Ронни извлек из внутреннего кармана потертый сафьяновый бумажник и достал из него сложенную вдвое пятифунтовую купюру.
– Это то, что я ей дал, – сказал он. – Вот номер: 0 13 575310.
– Откуда она у тебя?
– От моего отца. Он дал мне ее позавчера.
– Как это случилось?
– Я пришел к нему, чтобы он помог мне получить работу, которую мне обещали, если я найду двести пятьдесят фунтов. В общем, он отказал, но дал несколько фунтов, чтобы от меня отделаться. И в том числе эту пятифунтовую бумажку. Я ее не разглядывал до вчерашнего дня, а когда увидел номер, то решил, что схожу с ума. Это та же самая купюра, как видишь.
– Но неужели ты думаешь, что…
– Да ничего я не думаю! Но я дал ей пять фунтов, а кто-то ее убил и забрал эти деньги, а теперь они опять у меня.
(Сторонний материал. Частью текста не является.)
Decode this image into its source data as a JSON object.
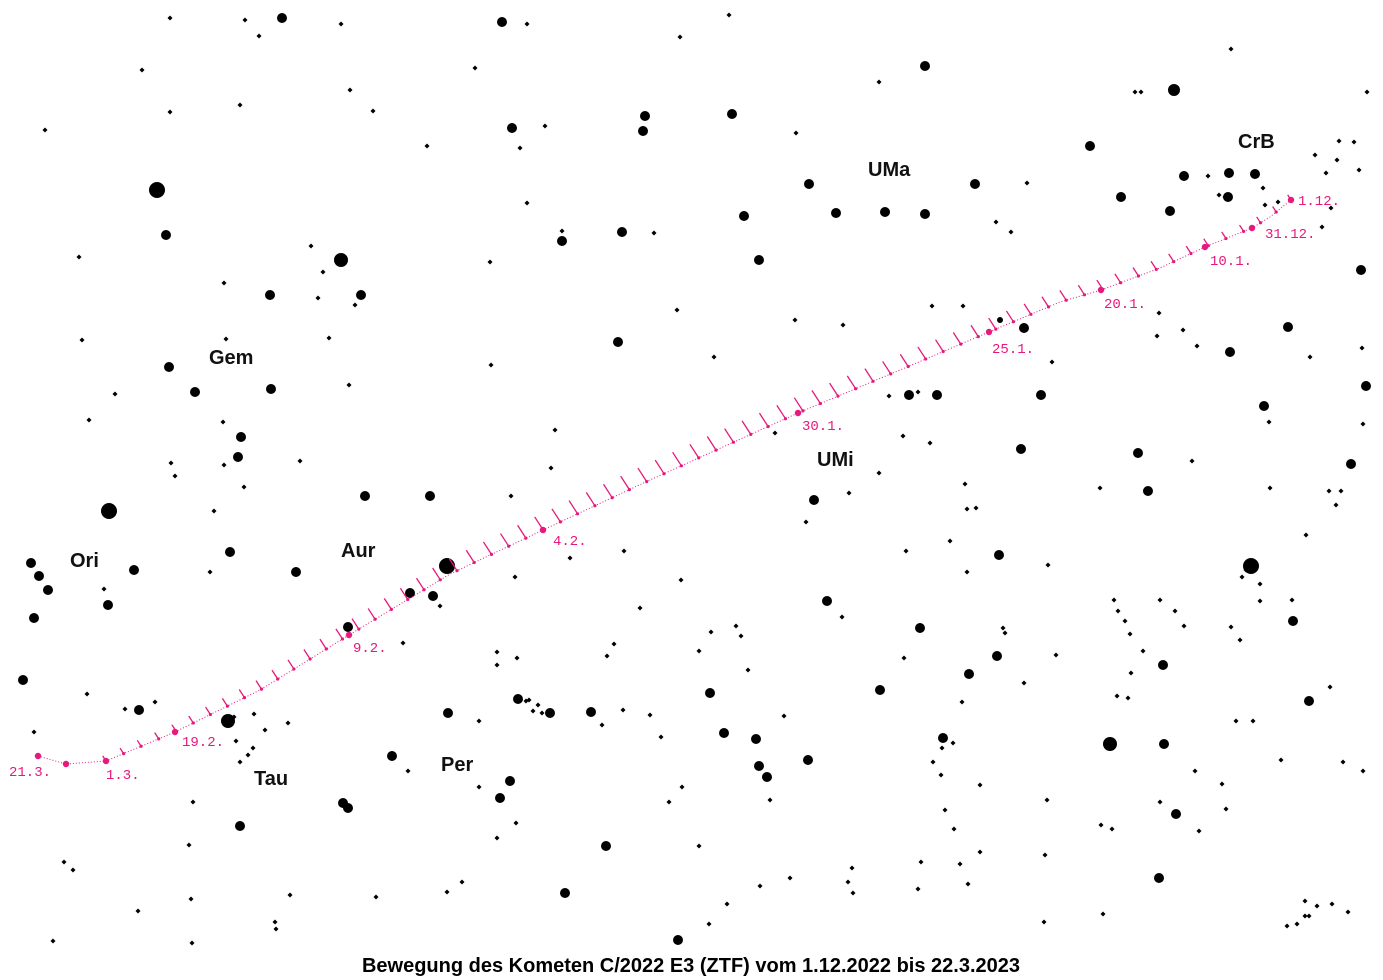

И получил я их от отца!
– Но даже если бы он убил ее – как это нелепо звучит! – и взял деньги, он бы не дал их тебе! Опомнись, Ронни, он все равно останется джентльменом, даже если превратится в убийцу! Он бы так не поступил.
– Ну, так и быть – он их мне не давал, – признался Ронни. – Я сам взял. Вытащил из его бумажника. Он заявил, что не даст мне двухсот пятидесяти фунтов, которые я бы все равно ему вернул, и потому я взял то, что попалось под руку, то есть эту пятерку и три купюры по одному фунту.
– Ты же вор!
– Знаю. Я знаю, что собой представляю, и не о чем тут переживать. Мне он не был симпатичен, но я в него верил. А теперь…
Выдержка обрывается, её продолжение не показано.